Click Modify options → Add JVM options and enter:
--add-opens=java.base/java.lang=ALL-UNNAMED
5

Launch the debugger

Click the Debug button (not Run). IntelliJ will stop at any breakpoints you have set in your simulation code.

Gradle with IntelliJ IDEA

1

Open Run/Debug Configurations

Click Add Configuration or Edit Configurations in the top toolbar.
2

Add a Gradle configuration

Click + and select Gradle.
3

Set the task

Enter gatlingRun --same-process in the Task and arguments field.
4

Add VM options

Click Modify options → Add VM options and enter:
--add-opens=java.base/java.lang=ALL-UNNAMED
5

Launch the debugger

Click the Debug button. Breakpoints in your simulation will be hit as Gatling executes.

Common Errors and Solutions

Check failed: status 302 found when expecting 200

The server is redirecting but your protocol builder doesn’t follow redirects. Add .followRedirectsMax(5) to your HttpProtocolBuilder, or check whether you need to set the correct Accept or Content-Type header.

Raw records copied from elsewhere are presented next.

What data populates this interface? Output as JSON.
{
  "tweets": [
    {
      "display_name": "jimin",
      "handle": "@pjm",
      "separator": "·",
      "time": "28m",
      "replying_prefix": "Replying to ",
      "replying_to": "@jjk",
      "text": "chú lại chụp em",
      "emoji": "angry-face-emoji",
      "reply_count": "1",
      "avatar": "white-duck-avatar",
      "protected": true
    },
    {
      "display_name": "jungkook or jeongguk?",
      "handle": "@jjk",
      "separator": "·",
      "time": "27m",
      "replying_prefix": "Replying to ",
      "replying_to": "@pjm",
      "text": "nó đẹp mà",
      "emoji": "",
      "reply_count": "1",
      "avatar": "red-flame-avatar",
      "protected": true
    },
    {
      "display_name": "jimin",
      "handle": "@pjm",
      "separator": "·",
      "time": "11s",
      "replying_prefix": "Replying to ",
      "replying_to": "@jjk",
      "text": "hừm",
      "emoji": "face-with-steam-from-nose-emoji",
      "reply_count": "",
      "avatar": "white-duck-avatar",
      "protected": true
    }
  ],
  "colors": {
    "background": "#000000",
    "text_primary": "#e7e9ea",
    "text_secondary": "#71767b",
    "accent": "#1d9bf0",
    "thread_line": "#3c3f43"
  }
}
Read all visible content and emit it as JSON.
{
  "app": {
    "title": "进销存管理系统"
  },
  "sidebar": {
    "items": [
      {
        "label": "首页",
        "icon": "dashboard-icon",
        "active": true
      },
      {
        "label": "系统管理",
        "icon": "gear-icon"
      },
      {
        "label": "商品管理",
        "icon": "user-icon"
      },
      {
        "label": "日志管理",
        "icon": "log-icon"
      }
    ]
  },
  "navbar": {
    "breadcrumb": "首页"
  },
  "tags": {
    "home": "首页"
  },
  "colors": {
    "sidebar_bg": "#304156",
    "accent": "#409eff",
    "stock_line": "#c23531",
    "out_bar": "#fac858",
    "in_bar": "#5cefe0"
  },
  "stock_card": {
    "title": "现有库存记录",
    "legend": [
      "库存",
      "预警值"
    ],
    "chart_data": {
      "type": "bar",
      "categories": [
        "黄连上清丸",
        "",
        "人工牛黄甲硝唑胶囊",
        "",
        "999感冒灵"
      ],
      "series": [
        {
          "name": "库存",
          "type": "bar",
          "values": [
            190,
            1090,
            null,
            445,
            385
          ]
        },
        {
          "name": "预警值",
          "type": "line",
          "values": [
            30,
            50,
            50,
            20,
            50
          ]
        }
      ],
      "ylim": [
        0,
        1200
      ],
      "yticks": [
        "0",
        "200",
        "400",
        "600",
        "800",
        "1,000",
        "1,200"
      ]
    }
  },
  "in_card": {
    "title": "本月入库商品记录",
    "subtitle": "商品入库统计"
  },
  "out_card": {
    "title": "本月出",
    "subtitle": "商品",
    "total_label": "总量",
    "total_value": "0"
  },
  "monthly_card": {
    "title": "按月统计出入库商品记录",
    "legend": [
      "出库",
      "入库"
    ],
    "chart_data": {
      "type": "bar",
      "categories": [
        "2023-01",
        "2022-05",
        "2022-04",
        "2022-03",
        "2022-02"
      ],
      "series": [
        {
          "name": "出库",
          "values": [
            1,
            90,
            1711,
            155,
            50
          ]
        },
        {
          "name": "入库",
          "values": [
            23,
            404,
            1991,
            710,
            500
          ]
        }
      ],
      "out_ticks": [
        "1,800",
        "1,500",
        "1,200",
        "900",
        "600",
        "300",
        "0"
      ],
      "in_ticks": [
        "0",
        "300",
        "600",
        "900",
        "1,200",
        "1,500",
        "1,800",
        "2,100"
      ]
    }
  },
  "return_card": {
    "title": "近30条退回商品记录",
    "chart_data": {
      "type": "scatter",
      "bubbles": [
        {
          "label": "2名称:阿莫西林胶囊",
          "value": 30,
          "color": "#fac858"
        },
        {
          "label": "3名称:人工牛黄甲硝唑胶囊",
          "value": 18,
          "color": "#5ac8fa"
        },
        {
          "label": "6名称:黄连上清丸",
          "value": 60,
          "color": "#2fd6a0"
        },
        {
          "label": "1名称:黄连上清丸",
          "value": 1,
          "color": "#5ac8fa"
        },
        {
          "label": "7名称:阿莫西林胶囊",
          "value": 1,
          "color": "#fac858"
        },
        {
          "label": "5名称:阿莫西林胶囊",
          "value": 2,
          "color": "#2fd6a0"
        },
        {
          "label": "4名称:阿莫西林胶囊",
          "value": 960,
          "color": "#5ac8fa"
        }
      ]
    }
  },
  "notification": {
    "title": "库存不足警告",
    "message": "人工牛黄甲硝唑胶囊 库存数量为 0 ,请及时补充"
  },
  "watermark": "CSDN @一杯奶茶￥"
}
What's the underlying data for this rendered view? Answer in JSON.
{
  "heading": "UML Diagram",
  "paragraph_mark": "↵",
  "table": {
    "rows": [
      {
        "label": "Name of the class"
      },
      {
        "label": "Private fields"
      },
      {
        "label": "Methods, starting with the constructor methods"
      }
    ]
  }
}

Session key missing / NullPointerException in EL expression

A .saveAs("key") check was not reached, or it failed silently. Enable DEBUG logging and trace the exact request to confirm the check ran and that the JSON path or regex returned a value.

Feeder exhausted

Your CSV or JSON feeder ran out of records before the simulation ended. Switch from the default .queue() strategy to .circular() to loop indefinitely, or generate a larger data file.

Open files limit exceeded

At high concurrency on Linux/macOS, the OS file-descriptor limit is hit. Run ulimit -n 65536 before starting Gatling, or configure it permanently in /etc/security/limits.conf.

Debugging Checklist

Before running at load, validate your simulation with this quick checklist:
  1. Run with atOnceUsers(1) — confirm the full user journey completes without errors.
  2. Enable TRACE logging — visually verify request/response pairs.
  3. Print key session values — confirm feeders inject the expected data.
  4. Check assertions pass at 1 user — ensure your checks are correctly targeting the response structure.
  5. Remove all println calls — clean up before ramping up users.
  6. Switch to DEBUG logging — quieter output, only failures shown.